Amy Adams has slammed claims that any rights have been "stripped away".

"“As a minister in the previous Labour Government, David Cunliffe knows there was no environment oversight and certainly no public involvement in the exploratory drilling process under his watch,” Ms Adams says.

“Under his government, 36 wells were drilled in the EEZ between 1999 and 2008 with no legislation in place to protect the environment.

“In fact, the Labour regime only required the Minister for Energy and Resources to sign a permit and required no formal environmental assessment at all. That’s it – no public comment, no submissions, no consideration of environmental effects." 

protests

"Public protest against exploratory drilling off Otago's coast would continue, she said."

Not for long.  AUS has banned protesting and NZ is about to follow suit.  Key won't be happy until NZ resembles North Korea and he's hanging out with Dennis Rodman. 

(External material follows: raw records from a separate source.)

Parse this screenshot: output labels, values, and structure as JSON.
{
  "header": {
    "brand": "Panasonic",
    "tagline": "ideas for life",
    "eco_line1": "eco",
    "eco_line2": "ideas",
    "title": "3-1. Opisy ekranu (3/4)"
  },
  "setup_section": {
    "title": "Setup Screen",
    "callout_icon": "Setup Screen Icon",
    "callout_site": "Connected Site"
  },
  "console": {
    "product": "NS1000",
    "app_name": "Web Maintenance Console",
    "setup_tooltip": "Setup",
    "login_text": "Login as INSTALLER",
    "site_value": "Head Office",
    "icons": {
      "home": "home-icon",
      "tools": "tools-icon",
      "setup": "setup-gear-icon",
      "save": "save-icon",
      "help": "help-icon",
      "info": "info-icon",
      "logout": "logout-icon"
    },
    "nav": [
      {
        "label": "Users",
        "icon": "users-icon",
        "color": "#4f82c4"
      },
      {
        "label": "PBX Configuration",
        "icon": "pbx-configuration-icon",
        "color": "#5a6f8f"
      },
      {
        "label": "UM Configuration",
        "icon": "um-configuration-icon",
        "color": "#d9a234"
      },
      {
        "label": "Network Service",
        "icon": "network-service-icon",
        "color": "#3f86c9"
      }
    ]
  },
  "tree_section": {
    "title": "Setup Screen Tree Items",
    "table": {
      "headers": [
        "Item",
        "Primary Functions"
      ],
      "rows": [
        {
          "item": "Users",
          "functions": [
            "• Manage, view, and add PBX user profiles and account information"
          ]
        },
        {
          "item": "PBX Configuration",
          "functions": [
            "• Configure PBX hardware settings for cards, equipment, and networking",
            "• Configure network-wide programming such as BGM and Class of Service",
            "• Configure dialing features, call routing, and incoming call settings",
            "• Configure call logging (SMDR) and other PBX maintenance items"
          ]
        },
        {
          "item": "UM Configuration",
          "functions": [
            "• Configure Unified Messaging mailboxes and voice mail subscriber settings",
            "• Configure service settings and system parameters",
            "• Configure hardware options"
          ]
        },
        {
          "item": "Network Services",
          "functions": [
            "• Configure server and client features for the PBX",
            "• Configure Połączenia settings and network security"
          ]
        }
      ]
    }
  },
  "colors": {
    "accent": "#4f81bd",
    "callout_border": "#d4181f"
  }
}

The public never had any say

Mayor Cull: "''I find it hard to believe you can carte blanche say it doesn't matter where or how you drill, activities will be
non-notified".

That's not what is being said. Regulations and the consenting process have been improved.

Greenpeace energy campaigner Steve Abel said the Government had stripped away New Zealanders' chance to formally oppose it.

Oil Free Otago spokeswoman Niamh O'Flynn, of Dunedin, said the classification ruling was in line with the Government's ''shutting people out of the process more and more''.

Nothing has been stripped away, the public are not being shut out more. The public never had any say.

Adams: "But in terms of it being non-notified, well the public has no say on them now and never has had."

"There has never been a process for the public to have their say on exploratory drilling, and there’s never been a process for  any regulator oversight. Now we say that’s not good enough, and actually we want there to be very full robust consideration of the proposal."